Explain to them the extra time you put in and bill for it in the second project, or at least suggest something that is more reasonable.
They like you, so give them reason to trust you.
- Wrong, if they are happy withe work, they will have no problem in paying that on that invoice.Kiggen
- Right if you want to keep your clients happy and paying. Future business is money.formed
- depends on the kind of client, do they care about quality or cost more, are they relationship-oriente... or do they throw people away?vaxorcist
- vaxorcist0
argh!
The client has never heard of Brooke's Law: Adding more people to a late project will make it even later.
I'd bill them for the original, then negotiate the rest, depends on how much of a heads-up you gave them as soon as it started going over original scope.
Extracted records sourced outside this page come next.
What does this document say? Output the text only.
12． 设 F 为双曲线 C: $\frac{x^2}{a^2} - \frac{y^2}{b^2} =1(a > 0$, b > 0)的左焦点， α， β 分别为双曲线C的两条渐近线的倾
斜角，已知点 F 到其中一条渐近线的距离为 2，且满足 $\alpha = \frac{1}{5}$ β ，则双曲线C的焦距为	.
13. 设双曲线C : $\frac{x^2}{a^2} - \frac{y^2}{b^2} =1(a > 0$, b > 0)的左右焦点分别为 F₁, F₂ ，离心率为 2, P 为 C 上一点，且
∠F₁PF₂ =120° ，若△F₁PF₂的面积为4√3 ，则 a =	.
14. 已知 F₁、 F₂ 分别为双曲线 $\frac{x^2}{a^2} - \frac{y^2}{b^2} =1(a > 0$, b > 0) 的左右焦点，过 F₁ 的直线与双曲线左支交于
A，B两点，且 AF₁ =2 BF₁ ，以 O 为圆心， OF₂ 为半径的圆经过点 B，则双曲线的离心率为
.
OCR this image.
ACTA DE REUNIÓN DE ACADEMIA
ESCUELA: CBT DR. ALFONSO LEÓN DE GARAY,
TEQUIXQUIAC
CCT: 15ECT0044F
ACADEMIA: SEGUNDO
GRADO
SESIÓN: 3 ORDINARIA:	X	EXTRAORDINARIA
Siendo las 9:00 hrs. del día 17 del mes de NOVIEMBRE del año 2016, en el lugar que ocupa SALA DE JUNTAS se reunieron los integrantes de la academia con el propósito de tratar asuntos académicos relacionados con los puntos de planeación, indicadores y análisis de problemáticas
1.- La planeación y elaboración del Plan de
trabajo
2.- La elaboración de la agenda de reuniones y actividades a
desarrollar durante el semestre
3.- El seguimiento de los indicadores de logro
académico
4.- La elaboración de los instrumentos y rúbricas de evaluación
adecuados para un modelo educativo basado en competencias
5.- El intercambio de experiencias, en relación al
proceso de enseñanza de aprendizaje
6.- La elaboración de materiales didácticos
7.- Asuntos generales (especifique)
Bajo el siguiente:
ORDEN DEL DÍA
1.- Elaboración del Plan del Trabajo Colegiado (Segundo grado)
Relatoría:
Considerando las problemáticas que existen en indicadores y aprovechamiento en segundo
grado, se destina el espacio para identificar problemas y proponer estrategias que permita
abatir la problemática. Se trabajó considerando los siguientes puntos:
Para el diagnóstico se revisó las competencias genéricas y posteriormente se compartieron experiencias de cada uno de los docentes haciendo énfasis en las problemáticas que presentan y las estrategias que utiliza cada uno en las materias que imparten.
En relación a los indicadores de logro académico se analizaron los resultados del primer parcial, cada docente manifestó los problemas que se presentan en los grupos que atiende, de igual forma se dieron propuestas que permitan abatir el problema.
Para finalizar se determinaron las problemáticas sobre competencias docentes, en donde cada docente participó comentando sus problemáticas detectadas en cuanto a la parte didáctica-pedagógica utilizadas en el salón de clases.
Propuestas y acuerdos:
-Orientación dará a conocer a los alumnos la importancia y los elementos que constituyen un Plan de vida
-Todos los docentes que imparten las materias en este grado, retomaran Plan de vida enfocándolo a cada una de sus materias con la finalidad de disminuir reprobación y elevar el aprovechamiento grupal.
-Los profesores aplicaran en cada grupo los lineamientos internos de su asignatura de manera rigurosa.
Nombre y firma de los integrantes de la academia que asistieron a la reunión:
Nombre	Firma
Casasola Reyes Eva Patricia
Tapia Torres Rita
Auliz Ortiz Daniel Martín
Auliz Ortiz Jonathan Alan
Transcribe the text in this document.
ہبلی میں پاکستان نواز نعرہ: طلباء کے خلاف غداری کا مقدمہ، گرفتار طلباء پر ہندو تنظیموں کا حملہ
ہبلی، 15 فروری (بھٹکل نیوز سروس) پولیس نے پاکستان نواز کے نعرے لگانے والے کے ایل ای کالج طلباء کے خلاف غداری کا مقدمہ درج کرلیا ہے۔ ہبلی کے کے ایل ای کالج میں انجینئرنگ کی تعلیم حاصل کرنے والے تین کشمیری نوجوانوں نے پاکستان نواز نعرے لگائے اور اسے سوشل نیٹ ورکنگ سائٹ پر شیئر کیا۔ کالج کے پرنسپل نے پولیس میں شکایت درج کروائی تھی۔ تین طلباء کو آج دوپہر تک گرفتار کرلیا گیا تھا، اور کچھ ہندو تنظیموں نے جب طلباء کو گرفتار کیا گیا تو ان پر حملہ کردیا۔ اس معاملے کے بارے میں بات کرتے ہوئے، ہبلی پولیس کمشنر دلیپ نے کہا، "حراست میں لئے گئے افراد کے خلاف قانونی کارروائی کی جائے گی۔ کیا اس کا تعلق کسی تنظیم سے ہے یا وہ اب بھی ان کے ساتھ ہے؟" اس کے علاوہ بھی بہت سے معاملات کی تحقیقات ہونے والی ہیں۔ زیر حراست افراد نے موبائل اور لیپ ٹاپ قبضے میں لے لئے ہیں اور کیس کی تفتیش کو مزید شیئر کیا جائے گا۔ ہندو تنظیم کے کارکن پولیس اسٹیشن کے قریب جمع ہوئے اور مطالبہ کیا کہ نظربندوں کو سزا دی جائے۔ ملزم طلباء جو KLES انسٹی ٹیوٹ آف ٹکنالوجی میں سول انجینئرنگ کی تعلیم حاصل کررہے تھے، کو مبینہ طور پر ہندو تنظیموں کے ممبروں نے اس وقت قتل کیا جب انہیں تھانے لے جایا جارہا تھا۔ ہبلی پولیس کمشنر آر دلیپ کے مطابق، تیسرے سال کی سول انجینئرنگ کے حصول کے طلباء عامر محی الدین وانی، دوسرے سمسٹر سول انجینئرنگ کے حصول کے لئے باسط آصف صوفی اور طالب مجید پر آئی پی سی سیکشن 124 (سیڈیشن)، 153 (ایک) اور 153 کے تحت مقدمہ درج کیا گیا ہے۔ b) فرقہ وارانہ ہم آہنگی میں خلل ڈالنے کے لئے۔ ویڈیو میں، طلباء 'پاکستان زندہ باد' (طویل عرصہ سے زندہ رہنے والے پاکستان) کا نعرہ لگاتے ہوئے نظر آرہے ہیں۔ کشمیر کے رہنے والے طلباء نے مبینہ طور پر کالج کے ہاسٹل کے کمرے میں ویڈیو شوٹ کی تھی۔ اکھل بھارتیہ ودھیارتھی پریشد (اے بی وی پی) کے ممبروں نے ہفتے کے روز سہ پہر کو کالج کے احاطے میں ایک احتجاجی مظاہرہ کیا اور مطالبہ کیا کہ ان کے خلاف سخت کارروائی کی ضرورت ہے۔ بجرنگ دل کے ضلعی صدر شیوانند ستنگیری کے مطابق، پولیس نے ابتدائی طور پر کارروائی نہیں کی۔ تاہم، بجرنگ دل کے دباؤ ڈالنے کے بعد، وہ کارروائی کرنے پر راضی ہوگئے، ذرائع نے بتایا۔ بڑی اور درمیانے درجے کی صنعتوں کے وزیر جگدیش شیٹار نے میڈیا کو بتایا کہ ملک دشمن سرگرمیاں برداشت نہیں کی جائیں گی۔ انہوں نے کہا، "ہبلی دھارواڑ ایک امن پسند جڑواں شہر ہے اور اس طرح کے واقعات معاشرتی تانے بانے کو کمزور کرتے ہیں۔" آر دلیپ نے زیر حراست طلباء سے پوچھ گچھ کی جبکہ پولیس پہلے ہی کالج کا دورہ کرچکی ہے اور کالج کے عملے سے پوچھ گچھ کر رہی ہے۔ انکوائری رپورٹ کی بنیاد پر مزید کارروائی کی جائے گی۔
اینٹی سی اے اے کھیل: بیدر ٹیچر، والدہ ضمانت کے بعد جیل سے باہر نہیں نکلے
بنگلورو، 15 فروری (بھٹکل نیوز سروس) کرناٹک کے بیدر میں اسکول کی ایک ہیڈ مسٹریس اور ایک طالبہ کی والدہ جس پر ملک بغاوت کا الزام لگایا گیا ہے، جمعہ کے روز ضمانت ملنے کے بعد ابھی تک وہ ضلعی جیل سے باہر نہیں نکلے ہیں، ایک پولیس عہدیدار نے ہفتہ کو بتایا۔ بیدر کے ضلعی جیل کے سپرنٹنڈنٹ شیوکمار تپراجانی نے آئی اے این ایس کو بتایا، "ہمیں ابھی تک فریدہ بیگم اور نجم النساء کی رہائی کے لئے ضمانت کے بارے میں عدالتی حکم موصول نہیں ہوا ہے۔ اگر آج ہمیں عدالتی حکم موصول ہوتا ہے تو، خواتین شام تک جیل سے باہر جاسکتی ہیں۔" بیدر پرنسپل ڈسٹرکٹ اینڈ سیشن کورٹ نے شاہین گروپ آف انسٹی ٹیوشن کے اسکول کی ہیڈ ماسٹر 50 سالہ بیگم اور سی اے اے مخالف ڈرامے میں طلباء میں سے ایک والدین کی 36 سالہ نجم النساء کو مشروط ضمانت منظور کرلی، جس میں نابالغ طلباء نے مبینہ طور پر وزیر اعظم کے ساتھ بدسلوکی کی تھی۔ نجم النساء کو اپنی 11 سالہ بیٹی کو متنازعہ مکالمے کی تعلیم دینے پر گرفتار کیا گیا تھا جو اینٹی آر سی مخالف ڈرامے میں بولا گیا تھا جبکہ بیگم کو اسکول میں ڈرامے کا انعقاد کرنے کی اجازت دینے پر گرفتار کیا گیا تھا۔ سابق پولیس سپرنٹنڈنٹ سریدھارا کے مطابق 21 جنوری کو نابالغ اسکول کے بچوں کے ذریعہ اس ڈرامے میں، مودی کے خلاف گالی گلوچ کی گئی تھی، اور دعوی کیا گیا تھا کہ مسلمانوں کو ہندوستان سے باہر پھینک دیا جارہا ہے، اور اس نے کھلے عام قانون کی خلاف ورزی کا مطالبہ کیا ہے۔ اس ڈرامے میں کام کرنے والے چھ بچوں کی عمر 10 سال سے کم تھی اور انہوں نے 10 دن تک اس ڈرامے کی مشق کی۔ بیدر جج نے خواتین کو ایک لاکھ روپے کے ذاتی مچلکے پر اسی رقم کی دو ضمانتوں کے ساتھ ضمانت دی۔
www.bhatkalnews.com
Good luck, hopefully they'll stop seeing coders as interchagable...
- graphiknature0
I complained about the code and told them from the get go it was not valid. These pages had a ton of syntax errors on them. It was a nightmare project and their agency is very unorganized. I think I may do what formed said. Anyone else have a suggestion?
- TResudek0
Gotta stick to the original price quote. Sounds like you are by far the best freelancer they have so you will be rewarded with more work. Work that you will be the first guy to code.
- graphiknature0
Okay. I sent the invoice. I ate the hours on the first project and stuck with the original set price and I billed them for the second. I told them to let me know if they have any questions. Thanks for the input guys. Next time I'm going to get more detailedand set an overage hourly fee to cover my a$$.
- chris_himself0
ya, and maybe have a disclaimer on future quotes about the hours changing upon review of supplied materials/data
- vaxorcist0
NOTE! If you raise your rates, communicate why you did that very clearly to the people that matter, not just the underlings at the agency.....
...make damn sure they don't just hire the cheaper coder(s) AGAIN and then hire you AGAIN to clean up the mess... this happened to me twice with one client, as the mid-level account people didn't talk much to the money people, who saw all coders ad commodities...
- formed0
It's all about keeping them informed. If you give people a heads up and demonstrate that you are trying to give them the best solution and keep costs down, people will respond favorable.
For future work, bring up extra hours immediately and most people will be fine paying.
And yeah, cover your ass! Better to have a little cushion and not give unexpected cost increases. People hate getting unexpected bills.